While it's true that, according to McAfee Inc.'s latest computer virus count, the number of known viruses has reached an all-time high, the number has been increasing rapidly for the last couple years, frequently breaking records. Unfortunately, the overall number does matter because, typically, each sample requires some sort of analysis by the antimalware industry, followed by updated signatures for detection that must be sent to customers. Antimalware vendors are having a hard time keeping up with the malware increase, as it is difficult to create and push out updates to all customers in a timely manner.

Along with the drastic increase in the number of unique malware specimens identified, there have also been advancements in the effectiveness of malware at bypassing antimalware software and of monetizing the informavc tion it exploits.

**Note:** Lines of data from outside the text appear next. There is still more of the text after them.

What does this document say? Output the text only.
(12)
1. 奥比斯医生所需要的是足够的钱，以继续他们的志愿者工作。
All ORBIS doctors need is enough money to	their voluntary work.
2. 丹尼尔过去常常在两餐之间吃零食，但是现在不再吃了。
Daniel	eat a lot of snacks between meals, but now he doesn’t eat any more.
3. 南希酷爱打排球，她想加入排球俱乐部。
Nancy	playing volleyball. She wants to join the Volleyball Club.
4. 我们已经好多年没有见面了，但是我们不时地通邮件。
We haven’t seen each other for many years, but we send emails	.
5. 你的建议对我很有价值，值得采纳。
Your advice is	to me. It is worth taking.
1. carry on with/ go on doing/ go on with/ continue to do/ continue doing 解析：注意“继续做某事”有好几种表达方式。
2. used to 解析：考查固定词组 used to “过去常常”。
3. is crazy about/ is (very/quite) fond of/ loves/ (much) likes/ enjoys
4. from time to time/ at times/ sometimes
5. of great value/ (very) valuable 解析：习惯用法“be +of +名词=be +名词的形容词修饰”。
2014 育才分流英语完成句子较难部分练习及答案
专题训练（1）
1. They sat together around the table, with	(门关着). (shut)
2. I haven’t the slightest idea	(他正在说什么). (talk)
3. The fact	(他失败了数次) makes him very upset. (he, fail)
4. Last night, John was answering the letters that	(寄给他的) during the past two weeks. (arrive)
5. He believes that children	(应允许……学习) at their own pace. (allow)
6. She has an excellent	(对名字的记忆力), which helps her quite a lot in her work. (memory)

The rapid rise in the number of unique malware, coupled with advances in malware sophistication, does necessitate investments in additional defenses. Some antimalware vendors are adding additional capabilities like centralized management to their core products , and some are releasing add-on products to incorporate reputation-based detection, which gauges whether an application or service is commonly used and therefore likely to be safe, or cloud-augmented detection , which can speed up detection and utilize fewer client resources.

In response, some companies are investing in application whitelisting technologies and making concerted efforts to harden their systems to decrease their vulnerability to malware. Along with these client-based protections, there have been advances in network-based protections that add a tool to prevent malware from infecting systems by identifying malicious code when it is downloaded and blocking it. Using both approaches will help provide defense-in-depth to protect your network and client systems.